Wednesday, May 30, 2007

This blog kills 99.9% of all other useless blogs

We hear it every day. A mouthwash that kills 99.9% of the germs that cause bad breath. A toilet cleaner that kills 99.9% of the crud in your disgustingly grungy toilet bowl. (Hey, I'm no Mr. Clean, but if my toilet ever looked like the ones in those commercials, I'd throw it out and get a new one, and consider hiring someone to clean my toilet, due to my apparent incapacity to do so myself.) How about those hand sanitizers that kill 99.9% of the germs we sissies can't seem to survive being exposed to anymore (unfortunately, they don't tell you that we're so busy killing off the bad germs, we're also annihilating the good ones that help us fight a lot of illness). So, the burning question is this: Why can't we make a product that's 100% effective? Dammit, we get soooooooo close, time after time! One measly tenth of a percent! C'mon, guys, can't you try just a little harder?

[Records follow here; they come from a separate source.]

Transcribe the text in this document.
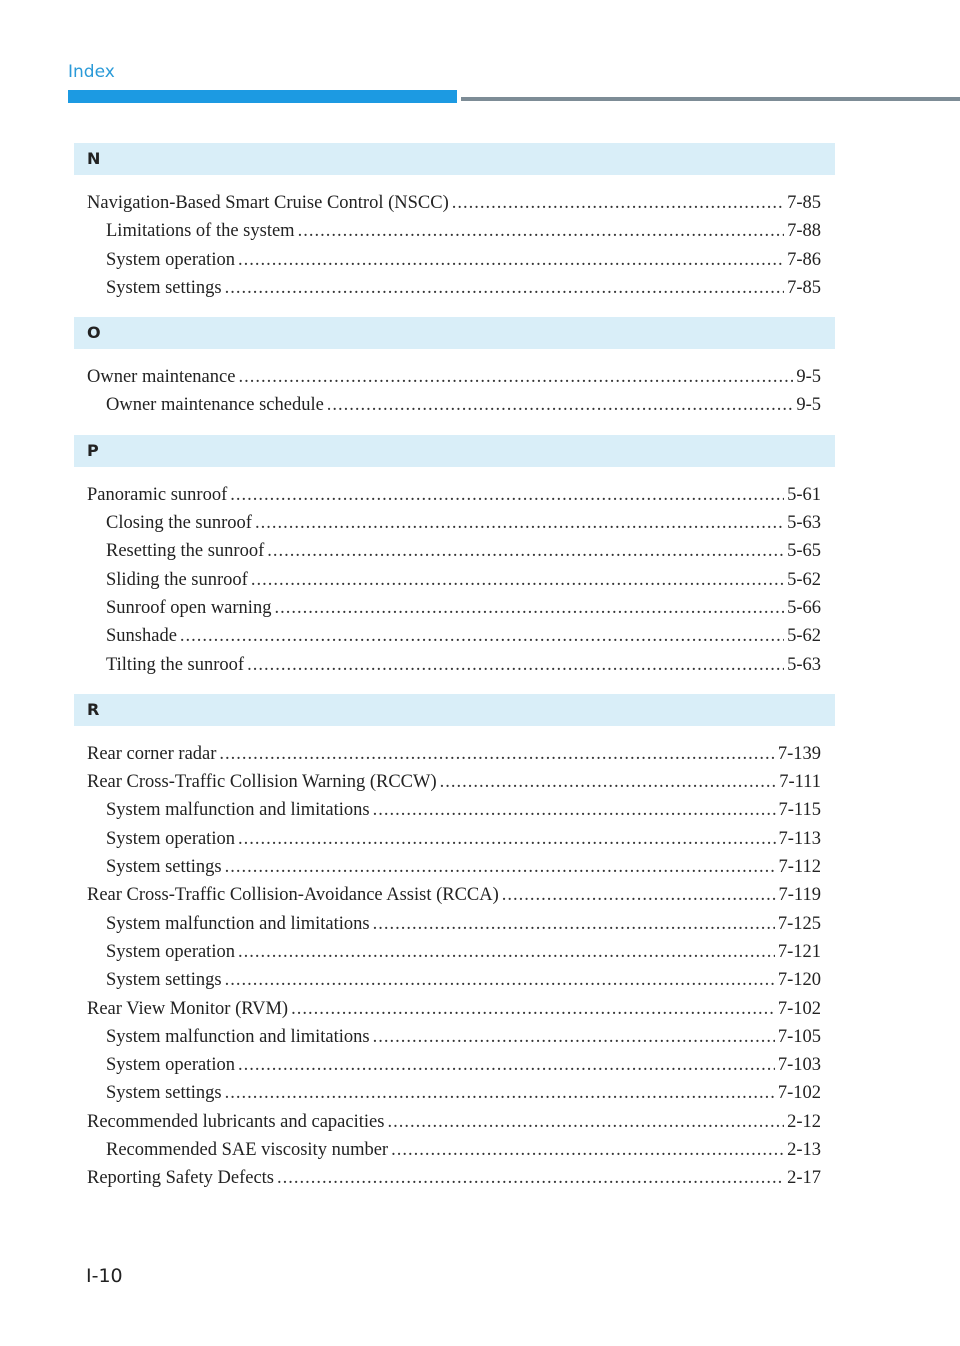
Index
N
Navigation-Based Smart Cruise Control (NSCC) .....	7-85
Limitations of the system .....	7-88
System operation .....	7-86
System settings .....	7-85
O
Owner maintenance .....	9-5
Owner maintenance schedule .....	9-5
P
Panoramic sunroof .....	5-61
Closing the sunroof .....	5-63
Resetting the sunroof .....	5-65
Sliding the sunroof .....	5-62
Sunroof open warning .....	5-66
Sunshade .....	5-62
Tilting the sunroof .....	5-63
R
Rear corner radar .....	7-139
Rear Cross-Traffic Collision Warning (RCCW) .....	7-111
System malfunction and limitations .....	7-115
System operation .....	7-113
System settings .....	7-112
Rear Cross-Traffic Collision-Avoidance Assist (RCCA) .....	7-119
System malfunction and limitations .....	7-125
System operation .....	7-121
System settings .....	7-120
Rear View Monitor (RVM) .....	7-102
System malfunction and limitations .....	7-105
System operation .....	7-103
System settings .....	7-102
Recommended lubricants and capacities .....	2-12
Recommended SAE viscosity number .....	2-13
Reporting Safety Defects .....	2-17
I-10
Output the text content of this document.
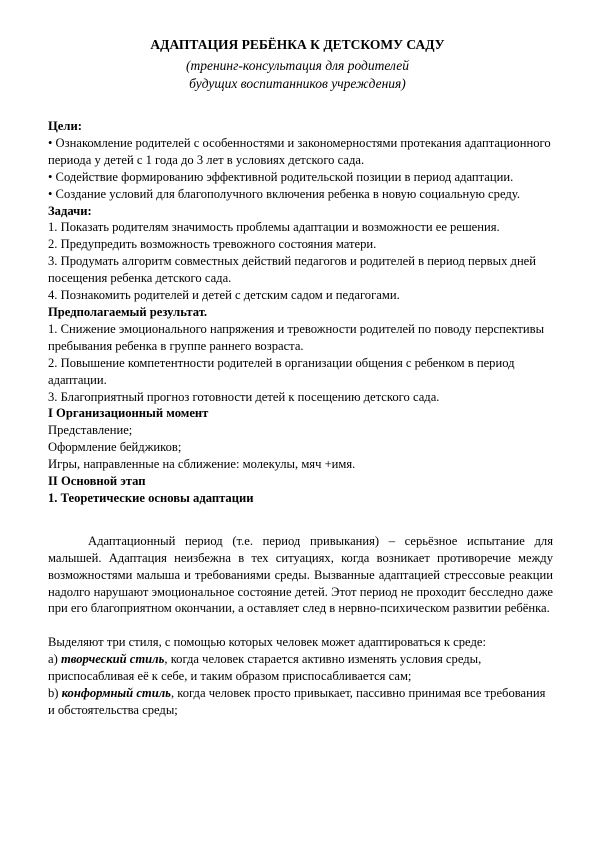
АДАПТАЦИЯ РЕБЁНКА К ДЕТСКОМУ САДУ
(тренинг-консультация для родителей
будущих воспитанников учреждения)

Цели:

• Ознакомление родителей с особенностями и закономерностями протекания адаптационного периода у детей с 1 года до 3 лет в условиях детского сада.

• Содействие формированию эффективной родительской позиции в период адаптации.

• Создание условий для благополучного включения ребенка в новую социальную среду.

Задачи:

1. Показать родителям значимость проблемы адаптации и возможности ее решения.

2. Предупредить возможность тревожного состояния матери.

3. Продумать алгоритм совместных действий педагогов и родителей в период первых дней посещения ребенка детского сада.

4. Познакомить родителей и детей с детским садом и педагогами.

Предполагаемый результат.

1. Снижение эмоционального напряжения и тревожности родителей по поводу перспективы пребывания ребенка в группе раннего возраста.

2. Повышение компетентности родителей в организации общения с ребенком в период адаптации.

3. Благоприятный прогноз готовности детей к посещению детского сада.

I Организационный момент

Представление;

Оформление бейджиков;

Игры, направленные на сближение: молекулы, мяч +имя.

II Основной этап

1. Теоретические основы адаптации

Адаптационный период (т.е. период привыкания) – серьёзное испытание для малышей. Адаптация неизбежна в тех ситуациях, когда возникает противоречие между возможностями малыша и требованиями среды. Вызванные адаптацией стрессовые реакции надолго нарушают эмоциональное состояние детей. Этот период не проходит бесследно даже при его благоприятном окончании, а оставляет след в нервно-психическом развитии ребёнка.

Выделяют три стиля, с помощью которых человек может адаптироваться к среде:

а) творческий стиль, когда человек старается активно изменять условия среды, приспосабливая её к себе, и таким образом приспосабливается сам;

b) конформный стиль, когда человек просто привыкает, пассивно принимая все требования и обстоятельства среды;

It's even weirder than that one idiot dentist out of every ten who doesn't agree that some chewing gum helps prevent gingivitis. Or the one out of every ten Americans who still believe that George W. Bush isn't a megalomaniac with delusions of grandeur who is oblivious to the blight his administration has cast upon most of the world. But I digress.

We all know that the "99.9%" crap comes from a bunch of lawyers who advise their clients not to say "100%" in order to avoid unnecessary lawsuits. Can any of these companies prove their 99.9% claims? Has anyone asked them to do so? Maybe we should. I'd rather hear them say, "Our product kills a boatload of bad stuff in your mouth, so just use it, or you'll have lots of bad stuff in your mouth that you don't want in there." Then, of course, there'd probably be some lawyer out there who said, "Well, just how much bad stuff exactly does it kill? Inquiring minds want to know."

Studies have shown that all of this advertising nonsense is killing 99.9% of the brain cells we could be using to choose the best product for our needs, rather than the one that has the sexiest spokesmodel or slickest ad campaign. That said, I have to admit it - I love that gecko. Well, I'm 99.9% asleep now, so I'm going to bed.